Materials and Methods
Insect Material
Adults and larval stages of Henestaris halophilus were collected from their natural habitat in Talamone (Italy) and Sülldorf (Saxony-Anhalt, Germany). Live individuals were brought to the laboratory and maintained at 25 °C under long day conditions (16:8 h) on sunflower seeds and distilled water enriched with 0.05% ascorbic acid.
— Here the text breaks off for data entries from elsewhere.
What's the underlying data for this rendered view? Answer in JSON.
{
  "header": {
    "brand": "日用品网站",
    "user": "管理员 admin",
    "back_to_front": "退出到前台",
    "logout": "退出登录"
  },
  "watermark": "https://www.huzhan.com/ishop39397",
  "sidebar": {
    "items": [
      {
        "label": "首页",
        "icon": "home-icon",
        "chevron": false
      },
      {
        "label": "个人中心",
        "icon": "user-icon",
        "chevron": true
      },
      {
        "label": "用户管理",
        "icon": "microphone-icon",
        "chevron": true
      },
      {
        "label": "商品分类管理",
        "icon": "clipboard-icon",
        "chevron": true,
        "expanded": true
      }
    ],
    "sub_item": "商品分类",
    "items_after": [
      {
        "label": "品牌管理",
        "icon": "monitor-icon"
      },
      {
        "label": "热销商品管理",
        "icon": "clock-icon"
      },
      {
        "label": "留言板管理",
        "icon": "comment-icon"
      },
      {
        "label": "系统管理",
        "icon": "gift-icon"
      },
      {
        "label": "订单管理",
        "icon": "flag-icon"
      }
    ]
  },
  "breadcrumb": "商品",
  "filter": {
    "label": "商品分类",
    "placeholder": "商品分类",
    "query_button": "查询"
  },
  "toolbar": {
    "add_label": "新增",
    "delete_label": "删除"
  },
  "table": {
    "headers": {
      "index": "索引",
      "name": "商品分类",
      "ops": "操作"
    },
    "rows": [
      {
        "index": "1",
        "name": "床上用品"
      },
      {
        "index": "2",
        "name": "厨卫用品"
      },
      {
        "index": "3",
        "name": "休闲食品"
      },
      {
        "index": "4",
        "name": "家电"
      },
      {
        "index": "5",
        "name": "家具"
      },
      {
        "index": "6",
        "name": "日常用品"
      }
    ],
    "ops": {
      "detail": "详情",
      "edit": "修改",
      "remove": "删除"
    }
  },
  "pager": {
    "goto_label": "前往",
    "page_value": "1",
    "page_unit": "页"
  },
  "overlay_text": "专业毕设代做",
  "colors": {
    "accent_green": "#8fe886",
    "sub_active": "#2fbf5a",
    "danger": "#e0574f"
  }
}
Laid eggs were carefully collected and allowed to develop at 25 °C. Developing eggs were extracted for fixation (eggs were dissected in 90% [vol/vol] ethanol to remove chorion and vitelline membrane) followed by whole mount fluorescence in situ hybridization (wFISH) analysis. Insect bacteriomes and ovaries were dissected in Ringer's solution (8.0 g NaCl, 0.4 g KCl, 0.4 g CaCl2, and 1.0 g Hepes per liter, pH 7.2).
Microscopy Analysis
For wFISH, freshly dissected bacteriomes, ovaries, and embryos were incubated overnight at room temperature in Carnoy’s solution (ethanol:chloroform:acetate, 6:3:1) and then washed in an ascending ethanol series (70%, 90%, and 2× 100%). After washing, the fixed samples were stored at −20 °C until use. Afterwards, all samples were washed with PBSTw [PBS (137 mM NaCl, 2.7 mM KCl, 8.1 mM Na2HPO4, 1.5 mM KH2PO4, pH 7.4) containing 0.3% Tween 20] three times for 10 min. After thorough washing, the samples were equilibrated with hybridization buffer [30% (vol/vol) formamide, 0.02 M Tris–HCl (pH 8.0), 0.9 M NaCl, 0.01% SDS] three times for 10 min, followed by overnight incubation at 28 °C in hybridization buffer containing 1% of 10 nmol/µl symbiont specific probe Hen500 (5'-Cy3-CCATTGTCTTCTTCTCCGCC-3') and helper probe Hen500_H1 (5'-GAAAGTGCTTTACAACCCTAAGG-3'). Next, the samples were incubated for 20 min at 42 °C in hybridization buffer without probe. The samples were washed again with PBSTw three times for 15 min, and then incubated with 1% (vol/vol) SYBR Green I (1:10,000). The staining was stopped by washing in PBSTw. At the final step, the samples were mounted onto glass slides using antifade solution (citifluor) and glycerol (1:1) containing medium. The samples were examined under an SP5 confocal laser-scanning microscope (Leica). Electron microscopy was performed as described by Kuechler et al. (2012).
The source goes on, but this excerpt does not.